La première année, que j'appelle la première période, c'est le moment où j'ai beaucoup écrit. C'était la base de l'album. Je composais seule à la guitare acoustique mais sans objectif bien précis. Cela ne m'était jamais arrivé avant car, avec Dolly, il y avait toujours l'enchainement album-tournée, donc on savait exactement pourquoi on écrivait. Alors qu'à cette époque là, j'écrivais pour m'aider, pour me faire du bien.

Puis au bout d'un an, j'avais quelques morceaux que je trouvais bons. J'ai donc rappelé Nikko (ex-guitariste de Dolly) pour qu'il jette une oreille et cela lui a plu. La deuxième période, où cela a commencé à aller un peu mieux, l'écriture de manière exutoire avait bien fait son travail puisque je commençais à m'ouvrir un petit peu, j'ai travaillé avec Nikko, car je ne voulais pas que cet album soit acoustique. Je pensais que je n'y arriverais pas seule. Nous avons donc passé cette deuxième année à retravailler des morceaux ensemble, à dessiner le squelette de l'album, puis à répéter, d'abord à trois, avec Nirox (batterie), puis à quatre après l'arrivée de Ben (basse). Enfin, la troisième année, nous avons commencé les concerts et enregistré l'album. Je n’ai pas trop chômé !

Ce retour aux sources a donc été très bénéfique ?

Oui. Ce n’était pas tellement la manière dont nous fonctionnions avec Dolly, où nous faisions la musique et les textes venaient après. Je ne sais pas si c’est l’expérience ou le moment qui a fait ça mais j’ai l’impression que plus on avance, plus on va à l’essentiel. C’était salutaire pour moi d’écrire. Ca ne m’était jamais arrivé, en effet, de partir d’un texte et de faire la musique après. C’est aussi arrivé que les mots arrivent en même temps que la musique. J’ai vraiment retrouvé le pourquoi j’ai eu envie de faire de la musique un jour, le plaisir simple de jouer.

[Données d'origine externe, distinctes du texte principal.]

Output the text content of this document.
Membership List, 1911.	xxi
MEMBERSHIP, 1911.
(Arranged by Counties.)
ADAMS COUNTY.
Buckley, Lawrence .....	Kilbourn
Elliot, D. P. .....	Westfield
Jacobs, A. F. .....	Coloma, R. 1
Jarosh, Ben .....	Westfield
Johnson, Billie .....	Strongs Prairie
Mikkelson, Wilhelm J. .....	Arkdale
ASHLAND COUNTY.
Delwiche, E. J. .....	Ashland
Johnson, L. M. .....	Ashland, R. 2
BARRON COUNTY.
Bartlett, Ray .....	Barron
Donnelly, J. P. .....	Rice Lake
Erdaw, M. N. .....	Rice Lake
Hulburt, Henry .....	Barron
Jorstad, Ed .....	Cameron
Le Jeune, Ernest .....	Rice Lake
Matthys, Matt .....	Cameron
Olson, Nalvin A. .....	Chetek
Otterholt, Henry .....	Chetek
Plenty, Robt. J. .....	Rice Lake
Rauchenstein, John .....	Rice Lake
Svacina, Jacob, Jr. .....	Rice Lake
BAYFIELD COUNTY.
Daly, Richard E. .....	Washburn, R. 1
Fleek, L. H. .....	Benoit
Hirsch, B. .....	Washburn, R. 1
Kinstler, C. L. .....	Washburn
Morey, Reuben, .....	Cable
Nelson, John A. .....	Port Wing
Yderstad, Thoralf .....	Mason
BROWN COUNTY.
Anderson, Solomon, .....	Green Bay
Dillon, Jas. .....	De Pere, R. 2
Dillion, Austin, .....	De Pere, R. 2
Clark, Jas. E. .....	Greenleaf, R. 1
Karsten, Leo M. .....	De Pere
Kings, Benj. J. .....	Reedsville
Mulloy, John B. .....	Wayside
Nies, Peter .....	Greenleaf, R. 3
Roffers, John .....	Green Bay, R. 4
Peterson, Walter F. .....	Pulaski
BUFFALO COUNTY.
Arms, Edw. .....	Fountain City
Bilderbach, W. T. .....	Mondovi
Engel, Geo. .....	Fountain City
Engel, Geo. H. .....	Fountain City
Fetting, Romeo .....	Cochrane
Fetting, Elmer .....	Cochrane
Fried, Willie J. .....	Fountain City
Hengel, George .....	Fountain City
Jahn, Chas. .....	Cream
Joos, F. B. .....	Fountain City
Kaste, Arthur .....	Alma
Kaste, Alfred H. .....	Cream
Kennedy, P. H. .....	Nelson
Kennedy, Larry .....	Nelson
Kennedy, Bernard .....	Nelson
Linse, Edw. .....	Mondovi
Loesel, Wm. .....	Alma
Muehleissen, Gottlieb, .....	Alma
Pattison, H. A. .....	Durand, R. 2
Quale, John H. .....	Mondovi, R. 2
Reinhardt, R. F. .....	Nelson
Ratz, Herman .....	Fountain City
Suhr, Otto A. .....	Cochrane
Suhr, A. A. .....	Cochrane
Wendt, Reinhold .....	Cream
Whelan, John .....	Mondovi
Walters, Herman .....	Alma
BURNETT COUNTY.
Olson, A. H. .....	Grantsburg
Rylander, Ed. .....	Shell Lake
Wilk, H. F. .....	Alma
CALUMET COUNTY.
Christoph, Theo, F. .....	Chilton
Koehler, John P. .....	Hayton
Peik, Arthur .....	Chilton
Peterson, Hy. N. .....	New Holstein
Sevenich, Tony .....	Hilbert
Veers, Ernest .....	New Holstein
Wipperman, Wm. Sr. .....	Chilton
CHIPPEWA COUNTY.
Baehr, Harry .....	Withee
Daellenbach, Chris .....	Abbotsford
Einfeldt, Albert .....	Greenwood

Je pense qu’on note une différence entre les titres que tu as pu écrire seule et les morceaux plus récents, surtout dans les paroles, mais la musique est assez homogène.

J’espère qu’il y a homogénéité. C’était tout le travail de Nikko et de Jeff (Jean-François Delort, producteur du disque). Il fallait qu’il y ait une cohérence entre ces morceaux de différentes périodes, de  différents styles. Effectivement, à force de l’écouter, on peut peut-être sentir les périodes. Il est vrai qu’on sent une chronologie dans les textes. Il y a d’abord les chansons hommage à Micka, puis celles sur la séparation. Ensuite, il y a des thèmes un peu plus légers, des chansons de célibataire, l’amour retrouvé. Il y a aussi une chanson sur mon fils.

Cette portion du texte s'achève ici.